| almost! :) let me elaborate on few points. > you have to reference all of the current concurrent root nodes of the data structure, in effect becoming the new single root node correct, and more precisely the union of heads is the current "single root node". in practise, and this is where the merge strategy comes in, the "latest value" is the value of the event that is "last" (as per LWW sorting). > and your event data, which must be a CRDT, gets merged with the CRDTs of those root nodes. the event data itself doesn't have to be a CRDT, can be any data structure. the "root nodes" (meaning the heads of the log) don't get merged with the "event data" (assuming you mean the database/model layer on top of the log), the merge strategy of the log picks the "last/latest event data" to be the latest value of your data structure. > It's time to write a new value, so I create a new tuple with references to 4 and 6, and merge their CRDT values. when a new value is written, correct that the references to 4 and 6 are stored, but the new value doesn't merge the values of the previous events and rather, it's a new value of its own. it may replace the value from one or both of the previous events, but that depends on the data model (layer up from the log). 1 --> 2 --> 3 --> 4
`--> 5 --> 6
> Last Writer Wins, right? So either 4 or 6 dominates the other. Whoever was in the other causal history just... lost their writes?no writes are lost. the result in your example depends what 4 and 6 refer to. in a log database, the ordered log would be eg. 1<-2<-3<-5<-4<-6, so all values are preserved. in the case of a key-value store, it could be that 4 is a set operation to key a and 6 is a set operation to key b, thus the writes don't effect each other. if 4 and 6 are both a set operation on key a, it would mean that key a would have the value from 6 and the next write to key a would overwrite the value in a. makes sense? |
How do you know that? It's not inferrable from the DAG. Is sequencing also provided "a layer up"?

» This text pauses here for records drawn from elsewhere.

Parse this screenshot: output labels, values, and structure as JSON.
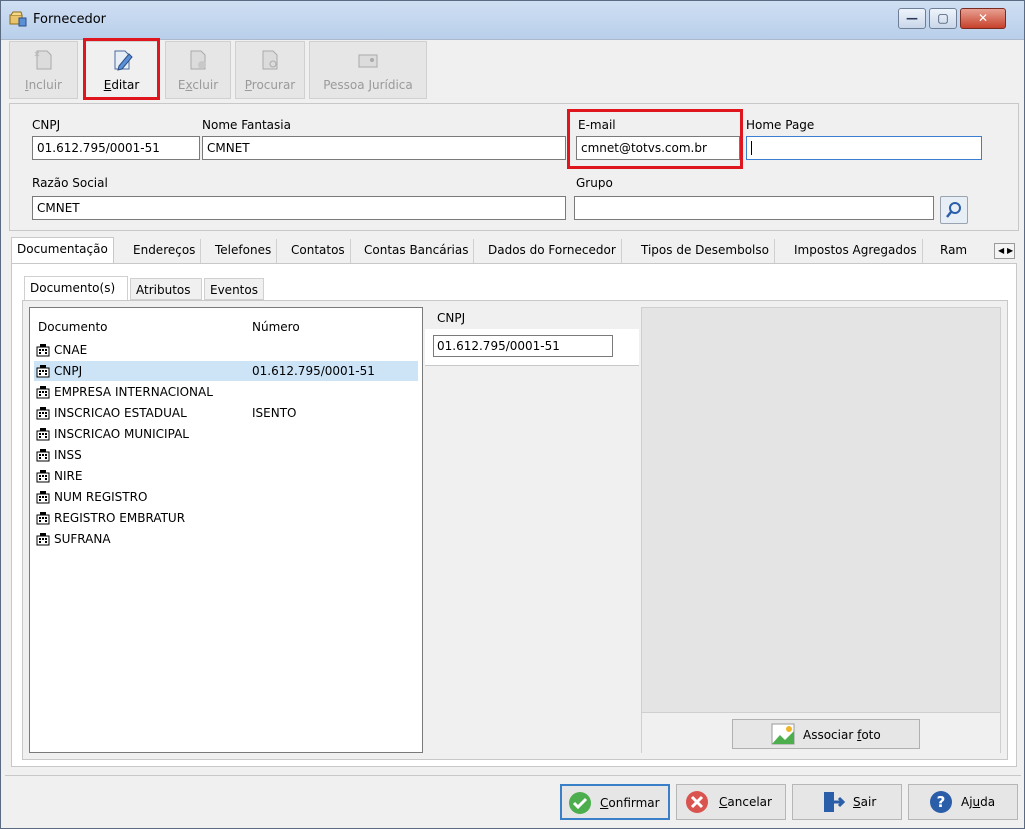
{
  "window": {
    "title": "Fornecedor"
  },
  "toolbar": {
    "buttons": [
      {
        "label": "Incluir",
        "enabled": false
      },
      {
        "label": "Editar",
        "enabled": true
      },
      {
        "label": "Excluir",
        "enabled": false
      },
      {
        "label": "Procurar",
        "enabled": false
      },
      {
        "label": "Pessoa Jurídica",
        "enabled": false
      }
    ]
  },
  "form": {
    "cnpj_label": "CNPJ",
    "cnpj_value": "01.612.795/0001-51",
    "nome_fantasia_label": "Nome Fantasia",
    "nome_fantasia_value": "CMNET",
    "email_label": "E-mail",
    "email_value": "cmnet@totvs.com.br",
    "home_page_label": "Home Page",
    "home_page_value": "",
    "razao_social_label": "Razão Social",
    "razao_social_value": "CMNET",
    "grupo_label": "Grupo",
    "grupo_value": ""
  },
  "tabs": [
    "Documentação",
    "Endereços",
    "Telefones",
    "Contatos",
    "Contas Bancárias",
    "Dados do Fornecedor",
    "Tipos de Desembolso",
    "Impostos Agregados",
    "Ram"
  ],
  "inner_tabs": [
    "Documento(s)",
    "Atributos",
    "Eventos"
  ],
  "documents": {
    "col_documento": "Documento",
    "col_numero": "Número",
    "rows": [
      {
        "name": "CNAE",
        "number": ""
      },
      {
        "name": "CNPJ",
        "number": "01.612.795/0001-51"
      },
      {
        "name": "EMPRESA INTERNACIONAL",
        "number": ""
      },
      {
        "name": "INSCRICAO ESTADUAL",
        "number": "ISENTO"
      },
      {
        "name": "INSCRICAO MUNICIPAL",
        "number": ""
      },
      {
        "name": "INSS",
        "number": ""
      },
      {
        "name": "NIRE",
        "number": ""
      },
      {
        "name": "NUM REGISTRO",
        "number": ""
      },
      {
        "name": "REGISTRO EMBRATUR",
        "number": ""
      },
      {
        "name": "SUFRANA",
        "number": ""
      }
    ]
  },
  "detail": {
    "header": "CNPJ",
    "value": "01.612.795/0001-51"
  },
  "photo": {
    "button_label": "Associar foto"
  },
  "footer": {
    "confirm": "Confirmar",
    "cancel": "Cancelar",
    "exit": "Sair",
    "help": "Ajuda"
  }
}
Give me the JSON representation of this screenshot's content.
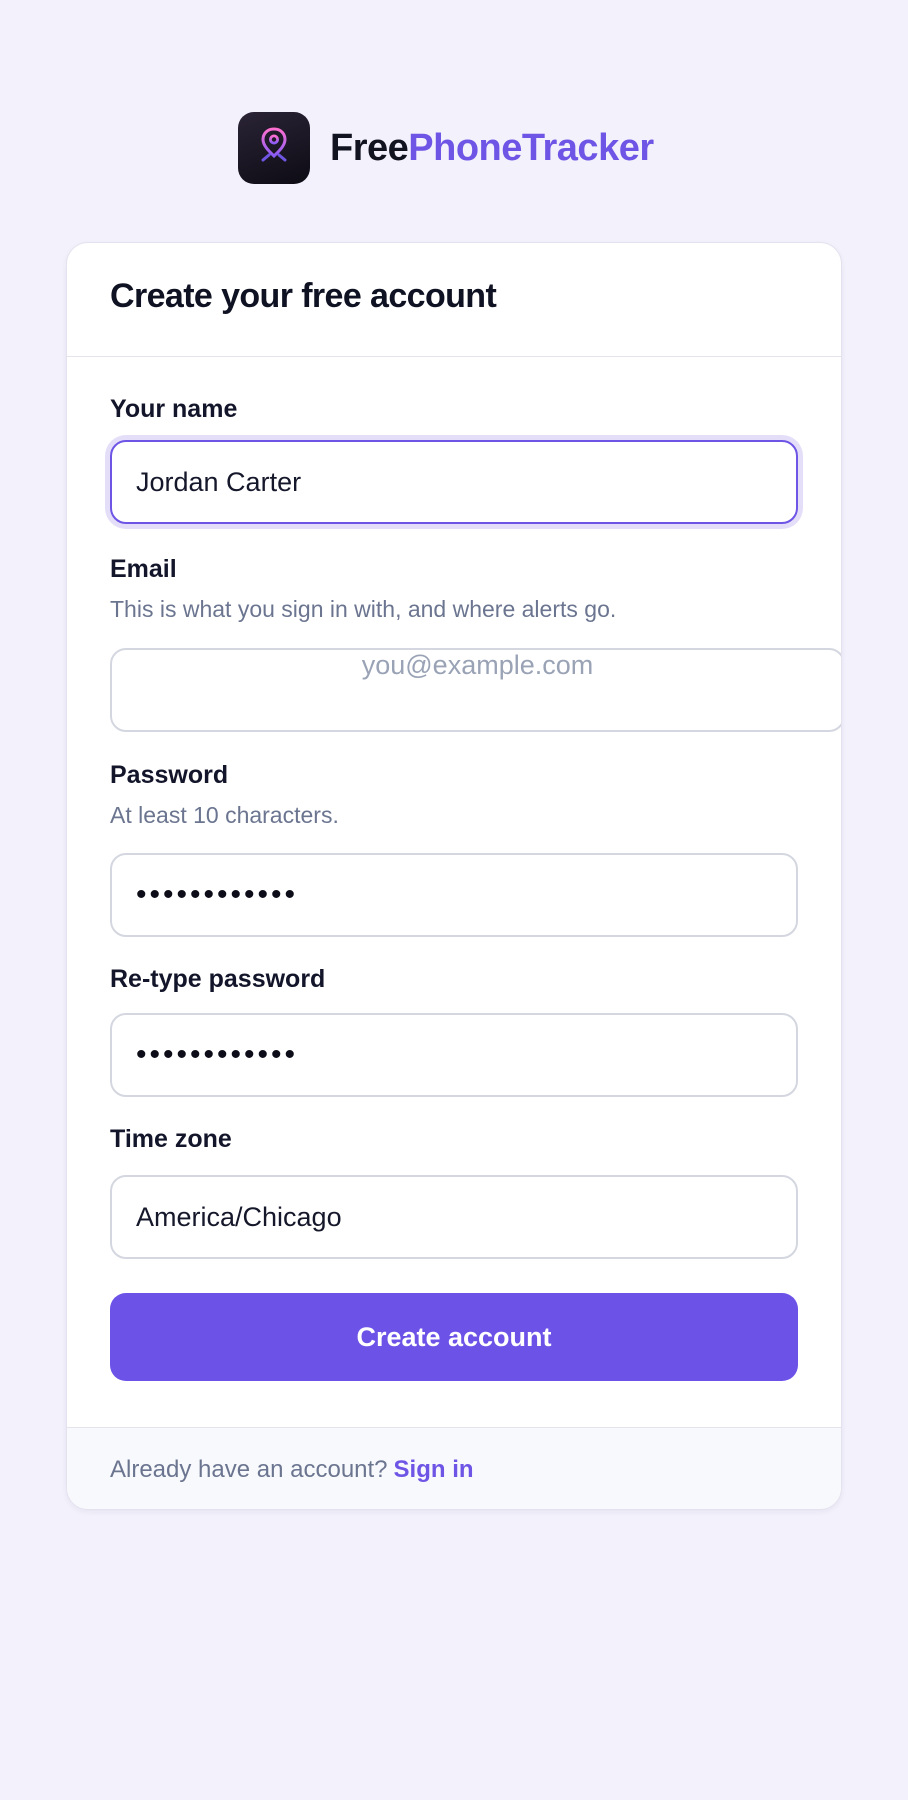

> if 4 and 6 are both a set operation on key a, it would mean that key a would have the value from 6 and the next write to key a would overwrite the value in a.
Yes, I mean for all of my events to be reads and writes of the same key. And you've proven my point, I think: if the resolution of this causal tree is Last-Writer-Wins, 6-domiantes-4, and "key a [gets] the value from 6", then whichever poor user was operating on the 3-4 causal branch has lost their writes.
This is a problem! If you claim to be a CRDT and offline-first or whatever, then as a user, I expect that the operations I make while I'm disconnected aren't just going to be destroyed when I reconnect, because someone else happened to be using a computer with a lexicographically superior hostname (or however you derive your vector clocks).
And if you want to say something like, well, when the unlucky user reconnects and sees that their work has been overwritten, they can just look in the causal history, extract their edits, and re-apply them to the new root -- there's no reason for any of this complex machinery! You don't need CRDTs to just replicate a log of all operations. Of course, you also can't do any meaningful work with such a data structure as a foundation, because it immediately becomes unusably large.